La vallée foudroyée

 

 

Dans l’auberge au centre de la vallée, tous les clients étaient attablés, tenant leurs boissons chaudes près de leurs corps, serrées entre leurs mains, et parlant à voix haute. Réno le tenancier, nullement troublé par la succession ininterrompue de déflagrations qui secouait la vallée, semblait s’amuser de la mine peu rassurée de ses invités.

 

— Tenez, enchaîna-t-il sur la conversation, il y a une manie, ou une habitude des gens de la vallée, dans les dômes. Vous imaginez bien qu’avec l’orage permanent, ou la permarage, comme on dit ici, bref on est plutôt réticent à bouger. Il y a les tunnels, certes, mais bon, c’est froid, humide, ça pue et certains sont de vrais coupe-gorges. Bref, du coup quand on se dit « ah, faut que j’aille au Dôme Nord », ou « merde, faut que je voie ce type, au Multi-dôme », quoi que ce soit qui demande de quitter son propre dôme où on est peinard, bien au chaud, on entend toujours les gens dire ’je ferai ça après la pluie ». Évidemment, c’est un moyen de se dérober, tout le monde a conscience de ce qu’est cette vallée.
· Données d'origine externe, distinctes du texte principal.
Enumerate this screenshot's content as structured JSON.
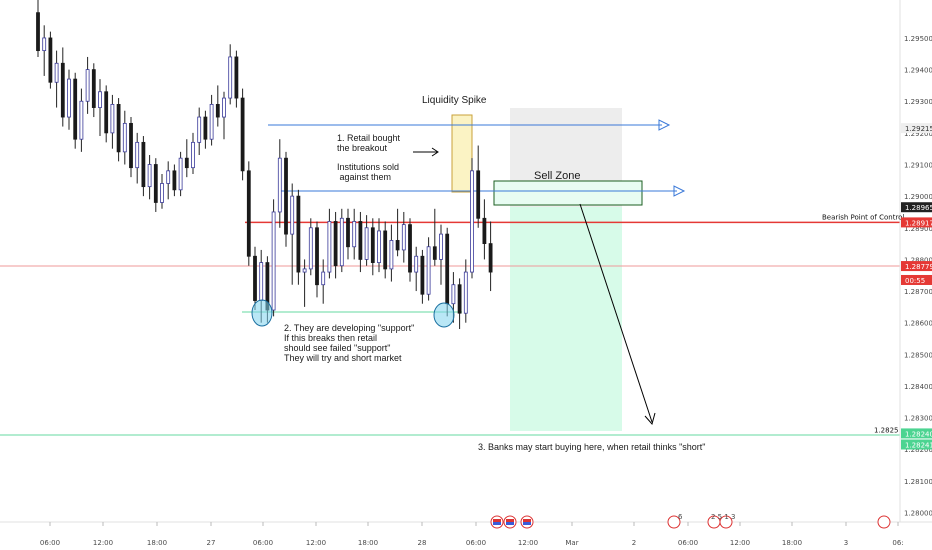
{
  "chart_data": {
    "type": "candlestick",
    "instrument_axis": "price",
    "ylim": [
      1.2797,
      1.2962
    ],
    "y_ticks": [
      "1.29500",
      "1.29400",
      "1.29300",
      "1.29200",
      "1.29100",
      "1.29000",
      "1.28900",
      "1.28800",
      "1.28700",
      "1.28600",
      "1.28500",
      "1.28400",
      "1.28300",
      "1.28200",
      "1.28100",
      "1.28000"
    ],
    "x_ticks": [
      "06:00",
      "12:00",
      "18:00",
      "27",
      "06:00",
      "12:00",
      "18:00",
      "28",
      "06:00",
      "12:00",
      "Mar",
      "2",
      "06:00",
      "12:00",
      "18:00",
      "3",
      "06:"
    ],
    "price_labels": [
      {
        "value": "1.29215",
        "y": 1.29215,
        "kind": "gray"
      },
      {
        "value": "1.28965",
        "y": 1.28965,
        "kind": "dark"
      },
      {
        "value": "1.28917",
        "y": 1.28917,
        "kind": "red"
      },
      {
        "value": "1.28779",
        "y": 1.28779,
        "kind": "red"
      },
      {
        "value": "00:55",
        "y": 1.28735,
        "kind": "red"
      },
      {
        "value": "1.28240",
        "y": 1.2825,
        "kind": "green"
      },
      {
        "value": "1.28241",
        "y": 1.28215,
        "kind": "green"
      }
    ],
    "level_labels": [
      {
        "text": "Bearish Point of Control",
        "y": 1.28935
      },
      {
        "text": "1.2825",
        "y": 1.28262
      }
    ],
    "horizontal_lines": [
      {
        "name": "bearish-poc-line",
        "y": 1.28917,
        "color": "#e53935"
      },
      {
        "name": "current-price-line",
        "y": 1.28779,
        "color": "#ef9a9a"
      },
      {
        "name": "target-line",
        "y": 1.28245,
        "color": "#66d9a0"
      },
      {
        "name": "support-line",
        "y": 1.286,
        "color": "#66d9a0"
      }
    ],
    "annotations": [
      "Liquidity Spike",
      "1. Retail bought\nthe breakout",
      "Institutions sold\n against them",
      "Sell Zone",
      "2. They are developing \"support\"\nIf this breaks then retail\nshould see failed \"support\"\nThey will try and short market",
      "3. Banks may start buying here, when retail thinks \"short\""
    ],
    "candles": [
      [
        1.2958,
        1.2962,
        1.2944,
        1.2946
      ],
      [
        1.2946,
        1.2954,
        1.2938,
        1.295
      ],
      [
        1.295,
        1.2952,
        1.2934,
        1.2936
      ],
      [
        1.2936,
        1.2946,
        1.2928,
        1.2942
      ],
      [
        1.2942,
        1.2947,
        1.2922,
        1.2925
      ],
      [
        1.2925,
        1.294,
        1.2921,
        1.2937
      ],
      [
        1.2937,
        1.2939,
        1.2915,
        1.2918
      ],
      [
        1.2918,
        1.2934,
        1.2914,
        1.293
      ],
      [
        1.293,
        1.2944,
        1.2926,
        1.294
      ],
      [
        1.294,
        1.2942,
        1.2925,
        1.2928
      ],
      [
        1.2928,
        1.2937,
        1.2919,
        1.2933
      ],
      [
        1.2933,
        1.2935,
        1.2917,
        1.292
      ],
      [
        1.292,
        1.2932,
        1.2915,
        1.2929
      ],
      [
        1.2929,
        1.2931,
        1.2911,
        1.2914
      ],
      [
        1.2914,
        1.2927,
        1.291,
        1.2923
      ],
      [
        1.2923,
        1.2925,
        1.2906,
        1.2909
      ],
      [
        1.2909,
        1.292,
        1.2904,
        1.2917
      ],
      [
        1.2917,
        1.2919,
        1.29,
        1.2903
      ],
      [
        1.2903,
        1.2913,
        1.2899,
        1.291
      ],
      [
        1.291,
        1.2912,
        1.2895,
        1.2898
      ],
      [
        1.2898,
        1.2907,
        1.2896,
        1.2904
      ],
      [
        1.2904,
        1.2911,
        1.2899,
        1.2908
      ],
      [
        1.2908,
        1.291,
        1.29,
        1.2902
      ],
      [
        1.2902,
        1.2914,
        1.29,
        1.2912
      ],
      [
        1.2912,
        1.2918,
        1.2906,
        1.2909
      ],
      [
        1.2909,
        1.292,
        1.2907,
        1.2917
      ],
      [
        1.2917,
        1.2928,
        1.2913,
        1.2925
      ],
      [
        1.2925,
        1.2927,
        1.2915,
        1.2918
      ],
      [
        1.2918,
        1.2932,
        1.2916,
        1.2929
      ],
      [
        1.2929,
        1.2935,
        1.2922,
        1.2925
      ],
      [
        1.2925,
        1.2933,
        1.2918,
        1.2931
      ],
      [
        1.2931,
        1.2948,
        1.2929,
        1.2944
      ],
      [
        1.2944,
        1.2946,
        1.2928,
        1.2931
      ],
      [
        1.2931,
        1.2934,
        1.2905,
        1.2908
      ],
      [
        1.2908,
        1.2911,
        1.2878,
        1.2881
      ],
      [
        1.2881,
        1.2884,
        1.2864,
        1.2867
      ],
      [
        1.2867,
        1.2883,
        1.286,
        1.2879
      ],
      [
        1.2879,
        1.2881,
        1.286,
        1.2864
      ],
      [
        1.2864,
        1.2899,
        1.2862,
        1.2895
      ],
      [
        1.2895,
        1.2918,
        1.289,
        1.2912
      ],
      [
        1.2912,
        1.2914,
        1.2884,
        1.2888
      ],
      [
        1.2888,
        1.2904,
        1.2872,
        1.29
      ],
      [
        1.29,
        1.2902,
        1.2872,
        1.2876
      ],
      [
        1.2876,
        1.288,
        1.2865,
        1.2877
      ],
      [
        1.2877,
        1.2893,
        1.2875,
        1.289
      ],
      [
        1.289,
        1.2892,
        1.2868,
        1.2872
      ],
      [
        1.2872,
        1.288,
        1.2866,
        1.2876
      ],
      [
        1.2876,
        1.2896,
        1.2874,
        1.2892
      ],
      [
        1.2892,
        1.2895,
        1.2874,
        1.2878
      ],
      [
        1.2878,
        1.2896,
        1.2876,
        1.2893
      ],
      [
        1.2893,
        1.2896,
        1.288,
        1.2884
      ],
      [
        1.2884,
        1.2896,
        1.288,
        1.2892
      ],
      [
        1.2892,
        1.2895,
        1.2876,
        1.288
      ],
      [
        1.288,
        1.2894,
        1.2878,
        1.289
      ],
      [
        1.289,
        1.2893,
        1.2875,
        1.2879
      ],
      [
        1.2879,
        1.2893,
        1.2876,
        1.2889
      ],
      [
        1.2889,
        1.2892,
        1.2874,
        1.2877
      ],
      [
        1.2877,
        1.2891,
        1.2873,
        1.2886
      ],
      [
        1.2886,
        1.2896,
        1.2881,
        1.2883
      ],
      [
        1.2883,
        1.2895,
        1.2879,
        1.2891
      ],
      [
        1.2891,
        1.2893,
        1.2873,
        1.2876
      ],
      [
        1.2876,
        1.2884,
        1.287,
        1.2881
      ],
      [
        1.2881,
        1.2883,
        1.2866,
        1.2869
      ],
      [
        1.2869,
        1.2887,
        1.2867,
        1.2884
      ],
      [
        1.2884,
        1.2896,
        1.2878,
        1.288
      ],
      [
        1.288,
        1.2891,
        1.2872,
        1.2888
      ],
      [
        1.2888,
        1.289,
        1.2862,
        1.2866
      ],
      [
        1.2866,
        1.2876,
        1.286,
        1.2872
      ],
      [
        1.2872,
        1.2874,
        1.2858,
        1.2863
      ],
      [
        1.2863,
        1.288,
        1.286,
        1.2876
      ],
      [
        1.2876,
        1.2912,
        1.2874,
        1.2908
      ],
      [
        1.2908,
        1.2916,
        1.289,
        1.2893
      ],
      [
        1.2893,
        1.2899,
        1.288,
        1.2885
      ],
      [
        1.2885,
        1.2892,
        1.287,
        1.2876
      ]
    ]
  },
  "legend_flags": [
    "6",
    "2 5 1 3"
  ]
}
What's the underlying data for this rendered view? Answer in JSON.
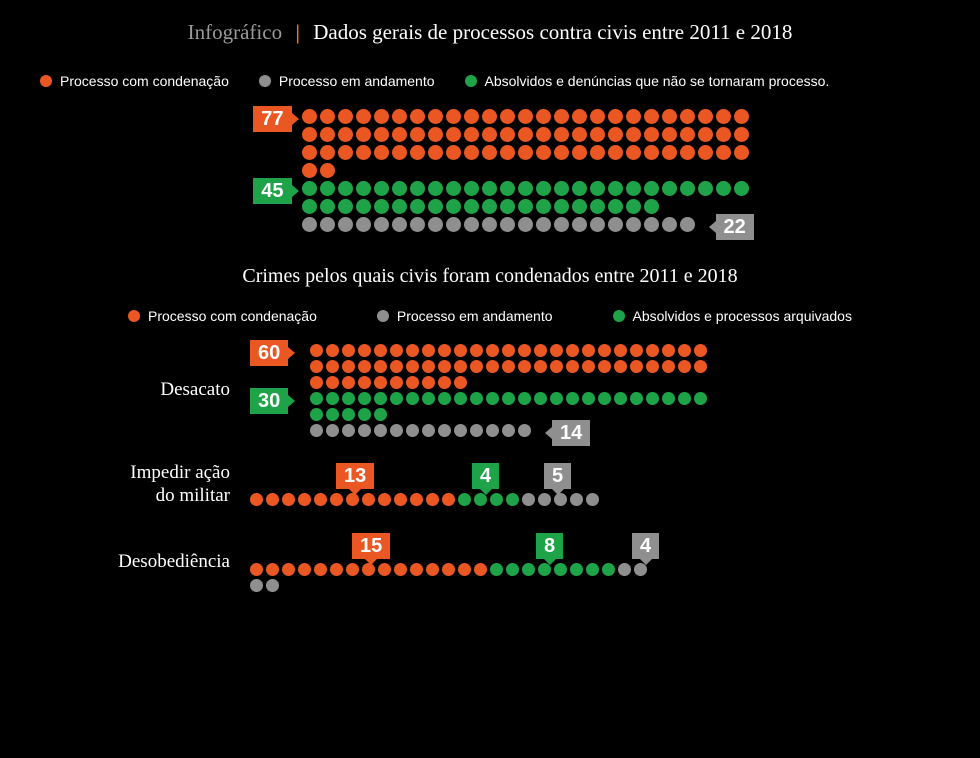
{
  "colors": {
    "orange": "#ea5723",
    "green": "#1fa349",
    "gray": "#8f8f8f",
    "background": "#000000",
    "text_white": "#ffffff",
    "text_gray": "#9a9a9a",
    "divider": "#e87b00"
  },
  "header": {
    "prefix": "Infográfico",
    "title": "Dados gerais de processos contra civis entre 2011 e 2018",
    "fontsize": 21
  },
  "legend1": [
    {
      "color": "#ea5723",
      "label": "Processo com condenação"
    },
    {
      "color": "#8f8f8f",
      "label": "Processo em andamento"
    },
    {
      "color": "#1fa349",
      "label": "Absolvidos e denúncias que não se tornaram processo."
    }
  ],
  "overview": {
    "dot_size": 15,
    "dots_per_row": 25,
    "series": [
      {
        "color": "#ea5723",
        "value": 77,
        "badge_side": "left"
      },
      {
        "color": "#1fa349",
        "value": 45,
        "badge_side": "left"
      },
      {
        "color": "#8f8f8f",
        "value": 22,
        "badge_side": "right"
      }
    ]
  },
  "subheader": "Crimes pelos quais civis foram condenados entre 2011 e 2018",
  "legend2": [
    {
      "color": "#ea5723",
      "label": "Processo com condenação"
    },
    {
      "color": "#8f8f8f",
      "label": "Processo em andamento"
    },
    {
      "color": "#1fa349",
      "label": "Absolvidos e processos arquivados"
    }
  ],
  "crimes": {
    "dot_size": 13,
    "dots_per_row": 25,
    "label_fontsize": 19,
    "items": [
      {
        "label": "Desacato",
        "series": [
          {
            "color": "#ea5723",
            "value": 60,
            "badge_side": "left"
          },
          {
            "color": "#1fa349",
            "value": 30,
            "badge_side": "left"
          },
          {
            "color": "#8f8f8f",
            "value": 14,
            "badge_side": "right"
          }
        ]
      },
      {
        "label": "Impedir ação do militar",
        "series": [
          {
            "color": "#ea5723",
            "value": 13,
            "badge_side": "top"
          },
          {
            "color": "#1fa349",
            "value": 4,
            "badge_side": "top"
          },
          {
            "color": "#8f8f8f",
            "value": 5,
            "badge_side": "top"
          }
        ]
      },
      {
        "label": "Desobediência",
        "series": [
          {
            "color": "#ea5723",
            "value": 15,
            "badge_side": "top"
          },
          {
            "color": "#1fa349",
            "value": 8,
            "badge_side": "top"
          },
          {
            "color": "#8f8f8f",
            "value": 4,
            "badge_side": "top"
          }
        ]
      }
    ]
  }
}
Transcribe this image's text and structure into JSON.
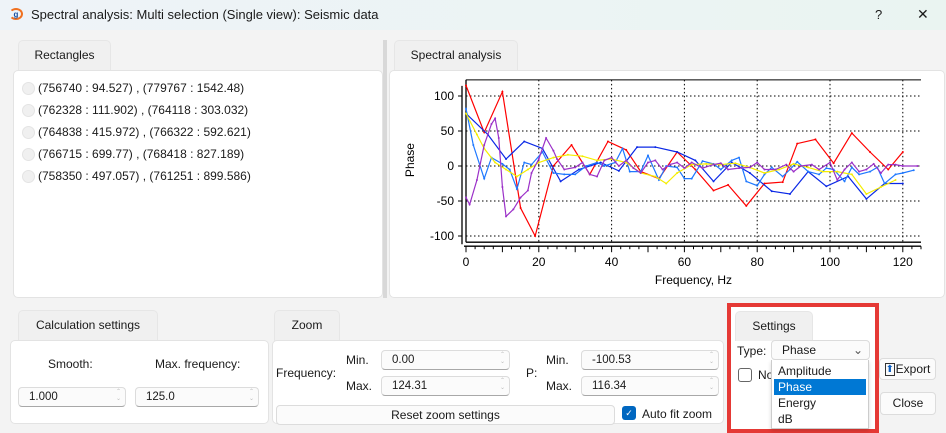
{
  "window": {
    "title": "Spectral analysis: Multi selection (Single view): Seismic data",
    "help": "?",
    "close": "✕"
  },
  "rectangles": {
    "tab": "Rectangles",
    "items": [
      "(756740 : 94.527) , (779767 : 1542.48)",
      "(762328 : 111.902) , (764118 : 303.032)",
      "(764838 : 415.972) , (766322 : 592.621)",
      "(766715 : 699.77) , (768418 : 827.189)",
      "(758350 : 497.057) , (761251 : 899.586)"
    ]
  },
  "spectral": {
    "tab": "Spectral analysis"
  },
  "calc": {
    "tab": "Calculation settings",
    "smooth_label": "Smooth:",
    "maxfreq_label": "Max. frequency:",
    "smooth": "1.000",
    "maxfreq": "125.0"
  },
  "zoom": {
    "tab": "Zoom",
    "frequency_label": "Frequency:",
    "p_label": "P:",
    "min_label": "Min.",
    "max_label": "Max.",
    "freq_min": "0.00",
    "freq_max": "124.31",
    "p_min": "-100.53",
    "p_max": "116.34",
    "reset": "Reset zoom settings",
    "autofit": "Auto fit zoom",
    "autofit_checked": true
  },
  "settings": {
    "tab": "Settings",
    "type_label": "Type:",
    "type_value": "Phase",
    "checkbox_label": "No",
    "options": [
      "Amplitude",
      "Phase",
      "Energy",
      "dB"
    ],
    "selected": "Phase",
    "highlight_color": "#0078d4",
    "border_color": "#e53935"
  },
  "buttons": {
    "export": "Export",
    "close": "Close"
  },
  "chart_data": {
    "type": "line",
    "xlabel": "Frequency, Hz",
    "ylabel": "Phase",
    "xlim": [
      0,
      125
    ],
    "ylim": [
      -106,
      123
    ],
    "grid": true,
    "xticks": [
      "0",
      "20",
      "40",
      "60",
      "80",
      "100",
      "120"
    ],
    "yticks": [
      "100",
      "50",
      "0",
      "-50",
      "-100"
    ],
    "series": [
      {
        "color": "#ff0000",
        "points": [
          [
            0,
            115
          ],
          [
            5,
            48
          ],
          [
            10,
            106
          ],
          [
            15,
            -60
          ],
          [
            19,
            -100
          ],
          [
            24,
            0
          ],
          [
            29,
            30
          ],
          [
            34,
            -12
          ],
          [
            39,
            35
          ],
          [
            44,
            23
          ],
          [
            48,
            -8
          ],
          [
            53,
            -18
          ],
          [
            58,
            20
          ],
          [
            63,
            -5
          ],
          [
            68,
            -35
          ],
          [
            72,
            -27
          ],
          [
            77,
            -57
          ],
          [
            82,
            -25
          ],
          [
            87,
            -23
          ],
          [
            91,
            32
          ],
          [
            96,
            38
          ],
          [
            101,
            4
          ],
          [
            106,
            47
          ],
          [
            111,
            20
          ],
          [
            116,
            -5
          ],
          [
            120,
            20
          ]
        ]
      },
      {
        "color": "#0a28e6",
        "points": [
          [
            0,
            75
          ],
          [
            6,
            45
          ],
          [
            11,
            10
          ],
          [
            16,
            35
          ],
          [
            21,
            25
          ],
          [
            26,
            -22
          ],
          [
            31,
            -5
          ],
          [
            37,
            5
          ],
          [
            42,
            -7
          ],
          [
            47,
            27
          ],
          [
            52,
            27
          ],
          [
            58,
            20
          ],
          [
            63,
            8
          ],
          [
            68,
            -22
          ],
          [
            73,
            5
          ],
          [
            78,
            -10
          ],
          [
            84,
            -36
          ],
          [
            89,
            -40
          ],
          [
            94,
            -8
          ],
          [
            99,
            -29
          ],
          [
            105,
            -15
          ],
          [
            110,
            -47
          ],
          [
            115,
            -25
          ],
          [
            120,
            -25
          ]
        ]
      },
      {
        "color": "#1e78ff",
        "points": [
          [
            0,
            82
          ],
          [
            2,
            30
          ],
          [
            5,
            -18
          ],
          [
            7,
            12
          ],
          [
            10,
            3
          ],
          [
            12,
            -5
          ],
          [
            14,
            -33
          ],
          [
            16,
            5
          ],
          [
            18,
            2
          ],
          [
            21,
            20
          ],
          [
            24,
            -10
          ],
          [
            27,
            -12
          ],
          [
            30,
            -12
          ],
          [
            33,
            0
          ],
          [
            36,
            5
          ],
          [
            38,
            0
          ],
          [
            41,
            5
          ],
          [
            43,
            25
          ],
          [
            45,
            -8
          ],
          [
            48,
            -8
          ],
          [
            50,
            15
          ],
          [
            53,
            -20
          ],
          [
            55,
            0
          ],
          [
            58,
            -2
          ],
          [
            60,
            -18
          ],
          [
            62,
            -18
          ],
          [
            65,
            7
          ],
          [
            68,
            3
          ],
          [
            70,
            -5
          ],
          [
            73,
            8
          ],
          [
            75,
            12
          ],
          [
            77,
            -22
          ],
          [
            80,
            -28
          ],
          [
            82,
            -12
          ],
          [
            84,
            -2
          ],
          [
            87,
            -15
          ],
          [
            89,
            -5
          ],
          [
            91,
            6
          ],
          [
            94,
            -8
          ],
          [
            97,
            -12
          ],
          [
            99,
            -3
          ],
          [
            101,
            -5
          ],
          [
            104,
            -22
          ],
          [
            106,
            -2
          ],
          [
            108,
            -12
          ],
          [
            111,
            -8
          ],
          [
            113,
            -2
          ],
          [
            115,
            -25
          ],
          [
            118,
            -12
          ],
          [
            120,
            -10
          ],
          [
            123,
            -6
          ]
        ]
      },
      {
        "color": "#f5ee00",
        "points": [
          [
            0,
            75
          ],
          [
            3,
            45
          ],
          [
            5,
            25
          ],
          [
            8,
            5
          ],
          [
            11,
            -5
          ],
          [
            14,
            -15
          ],
          [
            17,
            -5
          ],
          [
            20,
            5
          ],
          [
            24,
            12
          ],
          [
            28,
            16
          ],
          [
            32,
            14
          ],
          [
            36,
            8
          ],
          [
            40,
            10
          ],
          [
            44,
            5
          ],
          [
            48,
            -10
          ],
          [
            52,
            -15
          ],
          [
            55,
            -25
          ],
          [
            58,
            -10
          ],
          [
            62,
            2
          ],
          [
            66,
            3
          ],
          [
            70,
            2
          ],
          [
            74,
            4
          ],
          [
            78,
            -2
          ],
          [
            82,
            -10
          ],
          [
            86,
            -5
          ],
          [
            90,
            3
          ],
          [
            94,
            -2
          ],
          [
            98,
            -8
          ],
          [
            102,
            -8
          ],
          [
            106,
            -12
          ],
          [
            110,
            -40
          ],
          [
            114,
            -30
          ],
          [
            118,
            -20
          ]
        ]
      },
      {
        "color": "#9b30c8",
        "points": [
          [
            0,
            -45
          ],
          [
            1,
            -55
          ],
          [
            3,
            -20
          ],
          [
            5,
            30
          ],
          [
            7,
            60
          ],
          [
            8,
            68
          ],
          [
            9,
            40
          ],
          [
            10,
            -30
          ],
          [
            11,
            -72
          ],
          [
            13,
            -62
          ],
          [
            15,
            -45
          ],
          [
            17,
            -35
          ],
          [
            18,
            -10
          ],
          [
            20,
            10
          ],
          [
            22,
            40
          ],
          [
            24,
            22
          ],
          [
            25,
            10
          ],
          [
            27,
            -5
          ],
          [
            30,
            -2
          ],
          [
            32,
            5
          ],
          [
            34,
            -12
          ],
          [
            36,
            -15
          ],
          [
            38,
            8
          ],
          [
            40,
            12
          ],
          [
            42,
            0
          ],
          [
            44,
            8
          ],
          [
            46,
            -3
          ],
          [
            48,
            -10
          ],
          [
            50,
            5
          ],
          [
            52,
            8
          ],
          [
            54,
            -5
          ],
          [
            56,
            2
          ],
          [
            58,
            5
          ],
          [
            60,
            -3
          ],
          [
            62,
            5
          ],
          [
            65,
            -3
          ],
          [
            68,
            2
          ],
          [
            70,
            4
          ],
          [
            72,
            -5
          ],
          [
            75,
            -3
          ],
          [
            78,
            -2
          ],
          [
            80,
            5
          ],
          [
            82,
            -5
          ],
          [
            85,
            -5
          ],
          [
            88,
            2
          ],
          [
            90,
            -8
          ],
          [
            92,
            0
          ],
          [
            95,
            2
          ],
          [
            97,
            -5
          ],
          [
            100,
            5
          ],
          [
            102,
            -20
          ],
          [
            104,
            -5
          ],
          [
            106,
            5
          ],
          [
            108,
            -8
          ],
          [
            110,
            -5
          ],
          [
            112,
            3
          ],
          [
            114,
            -10
          ],
          [
            116,
            2
          ],
          [
            118,
            2
          ],
          [
            120,
            0
          ],
          [
            124,
            0
          ]
        ]
      }
    ]
  }
}
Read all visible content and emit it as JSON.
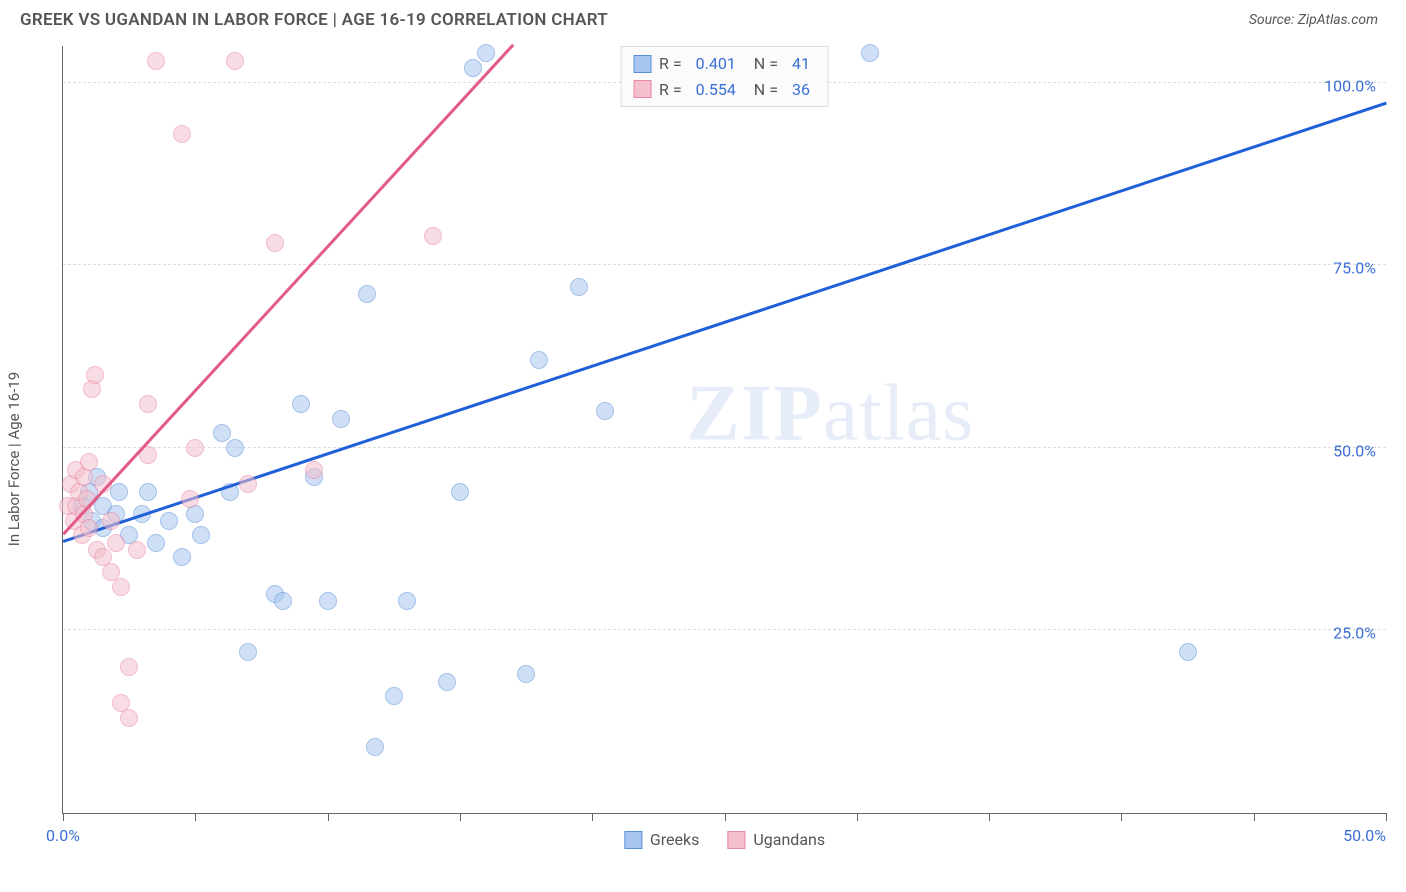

De mémoire d’homme, on a jamais vu le soleil briller entre ces montagnes. Mais bon, ça n’empêche pas certains de prophétiser son retour.

 

Réno se tut un moment, sirotant son grog. Ses invités, crispés sous un nouveau coup de tonnerre qui ébranla la structure au-dessus de leur tête, ne semblaient pas prêts à aller se coucher. Comment pouvait-on dormir ici ? Comment les habitants de la Vallée Foudroyée pouvaient-ils y vivre ? Sari ne comprenait pas pourquoi quiconque voudrait rester ici. Éric la devança en posant la question à Réno.

 

— Je comprends votre étonnement, répondit celui-ci. Moi-même, je ne suis pas né ici, et je ne pensais pas y rester. Je faisais la route pour acheter des marchandises à ramener à Selora, et j’ai fais halte ici. Je ne connaissais pas la Vallée, et après quelques jours je me suis pris au jeu. J’ai aussi l’espoir, comme tout le monde, même s’ils ne l’avoueraient jamais, de voir l’orage se terminer. Je partirai, un jour, ouais. Mais bon. « Après la pluie ».

 

Il termina avec un clin d’œil et se mit à rire. Les invités attablés lui répondirent par des rires timides.

 

— C’est Calem Ilh qui a construit ces dômes, reprit-il. Avant ça, rien n’abritait le voyageur de la foudre, et cette vallée était un vrai mouroir. Ou un défi pour les fous, comme il y en a toujours. Toujours est-il que Calem Ilh en avait dans le froc. Il a d’abord fait construire les tours ; les cadavres de ses ouvriers ont été réduits en cendres, ouais, je sais, l’histoire de la Vallée n’est pas des plus glorieuses… Ensuite, protégés par l’effet paratonnerre, ils ont bâtit les premiers dômes, autour. Je ne sais pas ce qu’il a vu, ici. Peut-être, comme on dit, qu’il a vu, ou su, ce qui se révélerait le jour où les rayons de soleil frapperaient la vallée. Ou bien, comme moi, peut-être s’est-il juste arrêté un jour de voyage, dans cette vallée, et a déclaré qu’il allait se reposer et repartir « après la pluie ».